E isto, a mim, enerva-me. Que metade do País que se deu ao trabalho de ir votar gaste tanto tempo a falar da metade do País que se esteve nas tintas. Que fritemos a cabeça a tentar descortinar as motivações da inação de quem preferiu ficar em casa. Que os cidadãos que levam a sério essa sua condição e querem ter autoridade para criticar os eleitos se sintam na obrigação de fazer o papel de ama-seca de quem não quer saber.
Posso dicordar do voto de muitas pessoas. De quem vota em candidatos absurdos para protestar. De quem vota em branco ou nulo porque acha que quem se candidata é sempre oportunista ou idiota. De quem vota em autarcas corruptos ou políticos incompetentes. De quem decide o seu voto em frente ao boletim, como se estivesse a jogar no totobola. Mas sairam de casa, foram à mesa de voto, e cumpriram a sua obrigação de cidadão. Merecem-me respeito. Como opinador, reflito sempre sobre a sua decisão.
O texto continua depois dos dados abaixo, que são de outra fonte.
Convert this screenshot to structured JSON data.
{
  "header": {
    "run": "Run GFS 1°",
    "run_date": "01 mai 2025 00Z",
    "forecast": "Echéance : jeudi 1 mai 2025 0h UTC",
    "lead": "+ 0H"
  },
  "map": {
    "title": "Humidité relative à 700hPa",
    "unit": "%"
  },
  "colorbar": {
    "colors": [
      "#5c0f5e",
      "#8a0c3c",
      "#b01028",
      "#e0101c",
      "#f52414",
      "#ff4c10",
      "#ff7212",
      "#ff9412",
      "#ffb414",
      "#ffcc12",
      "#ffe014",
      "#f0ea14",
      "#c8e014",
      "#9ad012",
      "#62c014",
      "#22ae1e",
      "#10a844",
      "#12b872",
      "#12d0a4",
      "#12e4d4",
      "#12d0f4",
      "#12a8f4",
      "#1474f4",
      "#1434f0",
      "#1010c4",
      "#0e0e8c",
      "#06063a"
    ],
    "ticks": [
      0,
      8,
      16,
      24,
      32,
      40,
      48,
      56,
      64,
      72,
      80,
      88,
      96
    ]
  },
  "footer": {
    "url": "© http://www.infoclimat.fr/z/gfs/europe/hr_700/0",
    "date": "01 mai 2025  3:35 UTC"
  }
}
Como democrata, aceito sempre a sua escolha soberana. Para os abstencionistas estou-me nas tintas. Porque eles, ao não participarem no mais básico e simples dos atos desta nossa democracia, se estão nas tintas para mim. E amor com amor se paga.
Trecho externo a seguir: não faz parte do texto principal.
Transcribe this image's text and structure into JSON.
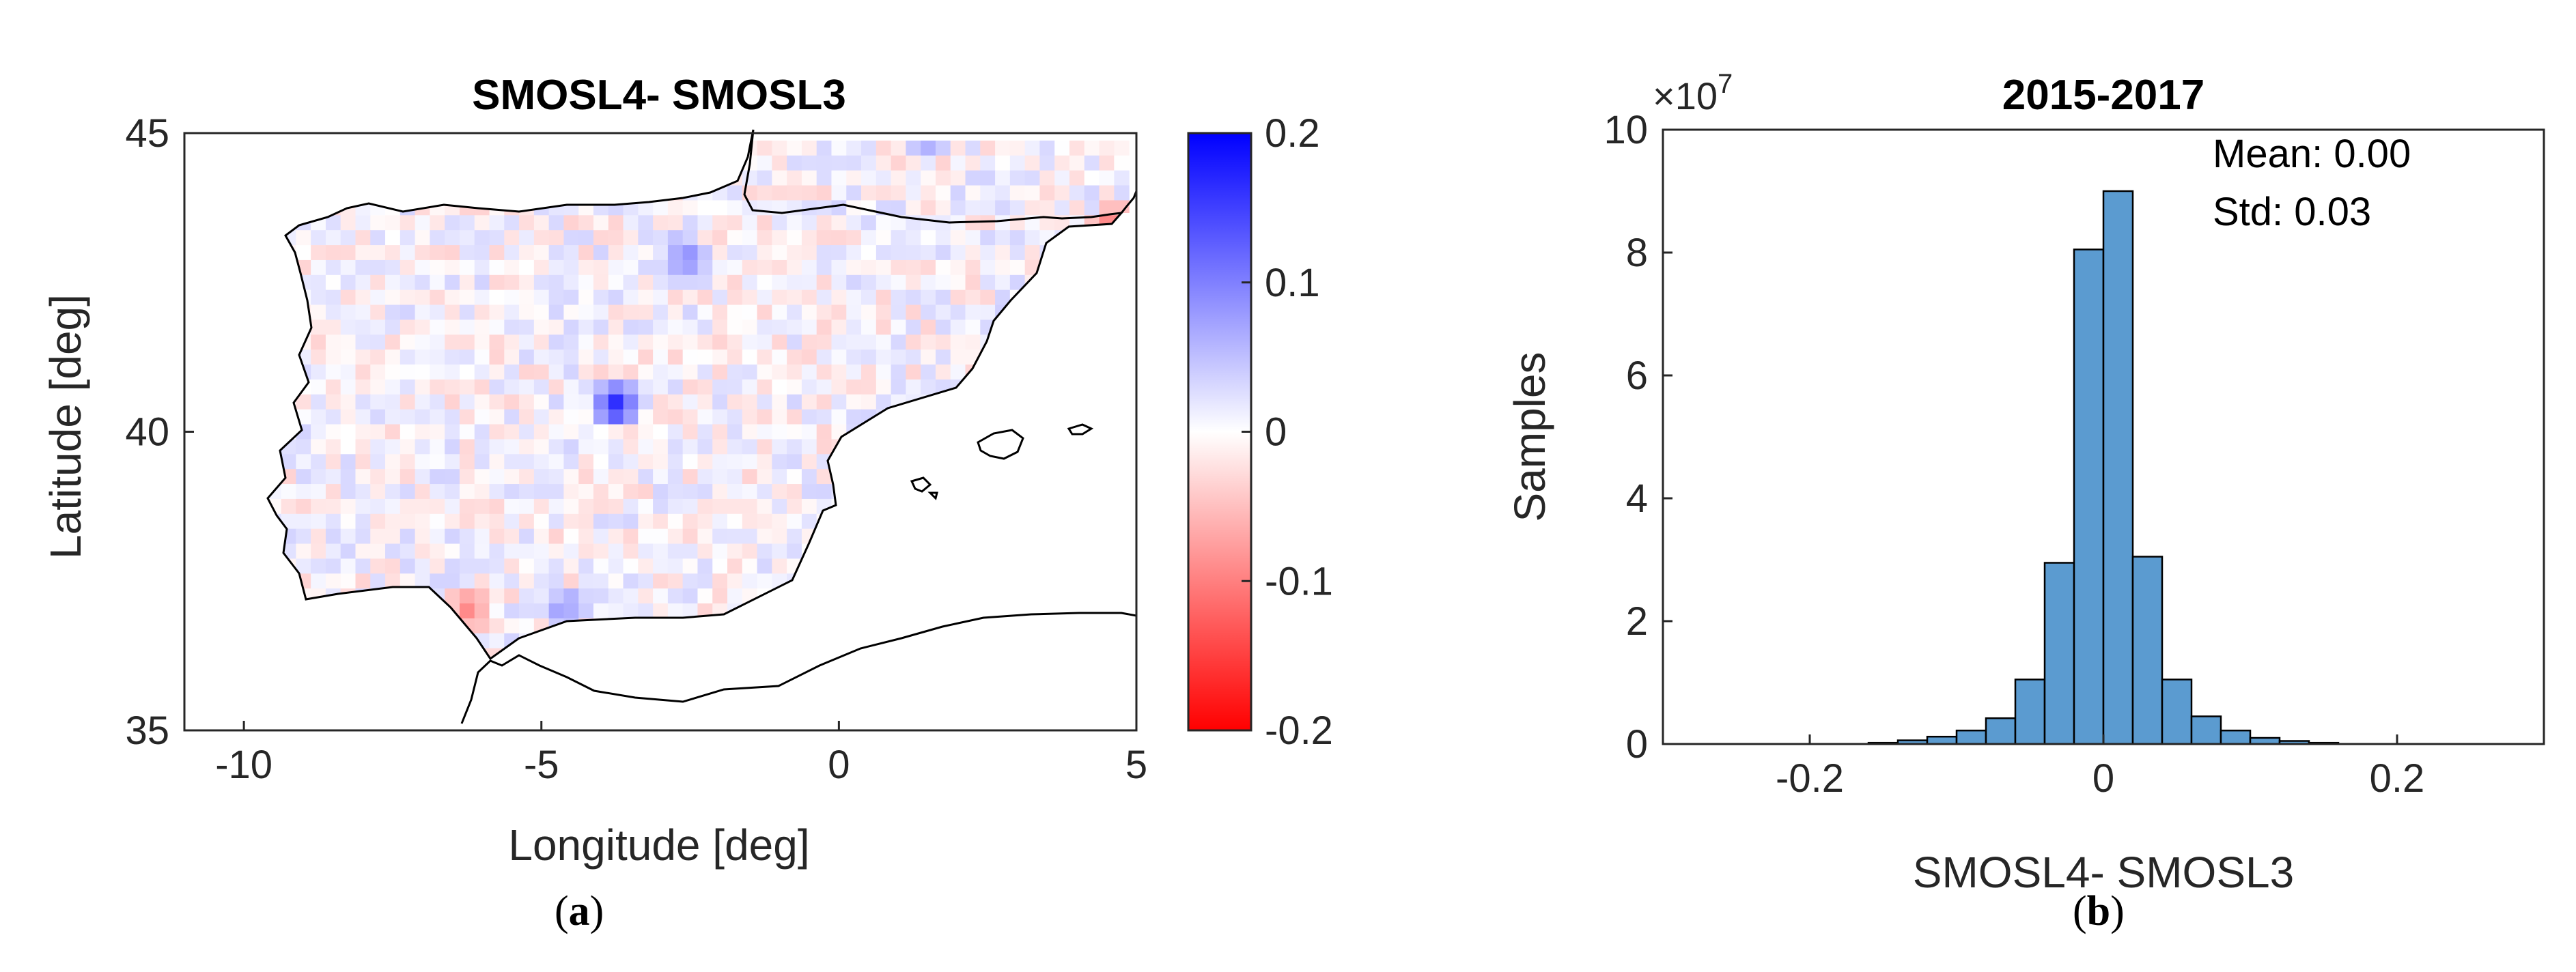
{
  "chart_data": [
    {
      "type": "heatmap",
      "panel_label": "(a)",
      "panel_letter": "a",
      "title": "SMOSL4- SMOSL3",
      "xlabel": "Longitude [deg]",
      "ylabel": "Latitude [deg]",
      "xlim": [
        -11,
        5
      ],
      "ylim": [
        35,
        45
      ],
      "xticks": [
        -10,
        -5,
        0,
        5
      ],
      "xtick_labels": [
        "-10",
        "-5",
        "0",
        "5"
      ],
      "yticks": [
        35,
        40,
        45
      ],
      "ytick_labels": [
        "35",
        "40",
        "45"
      ],
      "colorbar": {
        "range": [
          -0.2,
          0.2
        ],
        "ticks": [
          0.2,
          0.1,
          0,
          -0.1,
          -0.2
        ],
        "tick_labels": [
          "0.2",
          "0.1",
          "0",
          "-0.1",
          "-0.2"
        ],
        "colormap": [
          "#ff0000",
          "#ffffff",
          "#0000ff"
        ]
      },
      "highlights": [
        {
          "lon": -3.75,
          "lat": 40.45,
          "value": 0.18
        },
        {
          "lon": -2.6,
          "lat": 42.9,
          "value": 0.1
        },
        {
          "lon": -4.6,
          "lat": 37.05,
          "value": 0.09
        },
        {
          "lon": -6.2,
          "lat": 37.0,
          "value": -0.1
        },
        {
          "lon": 1.5,
          "lat": 44.9,
          "value": 0.08
        },
        {
          "lon": 4.6,
          "lat": 43.45,
          "value": -0.12
        },
        {
          "lon": 2.9,
          "lat": 41.7,
          "value": 0.07
        }
      ]
    },
    {
      "type": "bar",
      "panel_label": "(b)",
      "panel_letter": "b",
      "title": "2015-2017",
      "xlabel": "SMOSL4- SMOSL3",
      "ylabel": "Samples",
      "multiplier": "×10",
      "multiplier_exp": "7",
      "xlim": [
        -0.3,
        0.3
      ],
      "ylim": [
        0,
        10
      ],
      "xticks": [
        -0.2,
        0,
        0.2
      ],
      "xtick_labels": [
        "-0.2",
        "0",
        "0.2"
      ],
      "yticks": [
        0,
        2,
        4,
        6,
        8,
        10
      ],
      "ytick_labels": [
        "0",
        "2",
        "4",
        "6",
        "8",
        "10"
      ],
      "annotations": [
        "Mean: 0.00",
        "Std: 0.03"
      ],
      "bar_color": "#5b9bd0",
      "bin_edges": [
        -0.3,
        -0.28,
        -0.26,
        -0.24,
        -0.22,
        -0.2,
        -0.18,
        -0.16,
        -0.14,
        -0.12,
        -0.1,
        -0.08,
        -0.06,
        -0.04,
        -0.02,
        0,
        0.02,
        0.04,
        0.06,
        0.08,
        0.1,
        0.12,
        0.14,
        0.16,
        0.18,
        0.2,
        0.22,
        0.24,
        0.26,
        0.28,
        0.3
      ],
      "values": [
        0,
        0,
        0,
        0,
        0,
        0,
        0,
        0.02,
        0.06,
        0.12,
        0.22,
        0.42,
        1.05,
        2.95,
        8.05,
        9.0,
        3.05,
        1.05,
        0.45,
        0.22,
        0.1,
        0.05,
        0.02,
        0,
        0,
        0,
        0,
        0,
        0,
        0
      ]
    }
  ]
}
Se se abstêm porque têm mais que fazer eu abstenho-me de lhes dar atenção. Se se abstêm porque não acreditam em nada e em ninguém, eu abstenho-me de acreditar no seu empenho neste País. Se se abstêm porque não acreditam na democracia, eu abstenho-me de incluir o seu gesto (ou a sua ausência de gesto) no debate democrático.
E a classe política também se está nas tintas. Por isso qualquer intento de provar um ponto de vista ou manifestação, cai em saco roto.